İki genç sinemacının ilk uzun metraj denemesi olan film, son dönemde korku türünde sıkça gördüğümüz pseudo-documentary anlatımını teknik anlamda başarıyla kullanıyor. Amatör sayılabilecek bir çalışma için kimi noktalardan ümit vaat eden bir film.
Hemen hemen herkes vampirlere, kurtadamlara, zombilere hayatlarının bir döneminde ilgi duymuş, gerçekliğine ilişkin tartışmalara rağmen fantastik olarak nitelendirilen bu canlılara merak salmıştır. Öyle ki sözlü, yazılı ve görsel edebiyat türlerinin birçoğunda bu varlıklara dair hikâyeler ve karakterler kendilerine yer bulmuştur.
2013 Toronto Film Festivali’nde sinemaseverlerle buluşan Afflicted, bir gencin vampire dönüşme hikayesini anlatıyor. Genç sinemacılar Derek Lee ve Clif Prowse’nin yazıp oynayıp yönettiği film, korku türünde son zamanlarda sıkça kullanılan sahte belgesel havasındaki başarısıyla dikkat çekiyor.
Derek Lee’nin hayatı kendine AVM (Arteriovenöz malformasyon) teşhisi konulmasıyla birlikte tümüyle değişir. Yaşamakta olduğu hayatı arkasında bırakıp yapmak istediklerine odaklanma kararı veren Derek’in en büyük destekçisi ise yakın arkadaşı yönetmen Clif’tir. Dünya turuna çıkma planlarını daha fazla ertelemek istemeyen Derek, Clif’le birlikte bu maceraya atılmaya ve seyahatleri boyunca yaşadıklarını kaydederek vidyo-blogda yayınlamaya karar verir. Sandıklarından çok daha hareketli başlayan bu macerada kendilerini ummadıkları bir hızla ummadıkları bir noktada dururken bulurlar.

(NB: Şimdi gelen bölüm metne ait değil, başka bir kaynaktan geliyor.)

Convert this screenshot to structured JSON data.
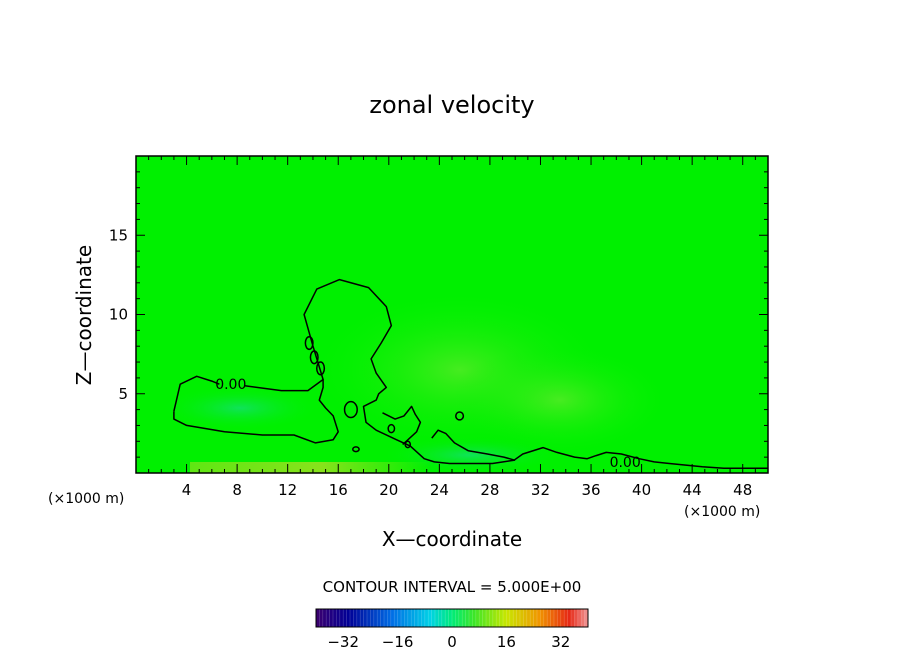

Birkaç kısa filmi bulunan ikilinin filmde sahte belgesel (pseudo-documentary) tekniğinden faydalanmasının yararları pek çok noktada görülüyor. Yeni oldukları bir alanda fazla iddialı görünmeme ve kamera karşısında oyunculuk yeteneği gerekliliğinden uzaklaşıp daha doğal olabilecekleri bir alana kaçabilme adına bir hayli yardımcı oluyor. Bunun yanı sıra hikayenin paylaşılması, yani kayıtların bulunması derdini ortadan kaldıran internet blo gu fikri de filmin gerçekçiliğine katkı sağlıyor. Fakat gerçekçilik noktasına gelecek olursak filmin senaryosundaki mantıksızlıklar bazı noktalarda bir hayli rahatsız edici oluyor. Örneğin Paris’te başlayan bir dünya turunun bir sonraki durağı olarak Vernazza’nın seçilmiş olması pek de anlamlı gelmiyor. Ya da hikayede gelişen olaylar çerçevesinde devreye hemen Interpol’ün girmesi pek gerçekçi durmuyor. Ya da IP adresinden ve telefonlardan kimin nerde olduğunu bilgisinin kolaylıkla elde edilmesine karşın Derek’in barınaktayken bulunamaması, kameraların şarj edilmemesi gibi birçok detay göz ardı ediliyor. Düşük bütçeli bir film olmasından dolayı pek fazla beklenti duyulmayan efektlerin basitliği de rahatsız ediyor. Bütün bu detaylar da izleyiciyi içine çekmeye, maceraya ortak etmeye çalışan teknik detayların önüne geçiyor. Son olarak da bir mesaj vermeye ve yaklaşık 90 dakika süren filme bir anlam yükleme çabasına içine giren yapım, bu zorlamasıyla da izleyiciyi kendinden iyice uzaklaştırıyor.
Amatör bir çalışma olarak da nitelendirilebilecek Afflicted, bütün eksiklerine ve zorlamalarına rağmen kimi izleyiciyi belli ölçülerde tatmin edebilecek türden. Korku türüne olan ilgisizliğime karşın beni de belli başlı noktalarda yakalamayı başaran, özellikle de girişte ilgimi bir hayli çeken yapım gündemden uzaklaşmak ve kafa dağıtmak adına bir alternatif olarak kendine şans buluyor.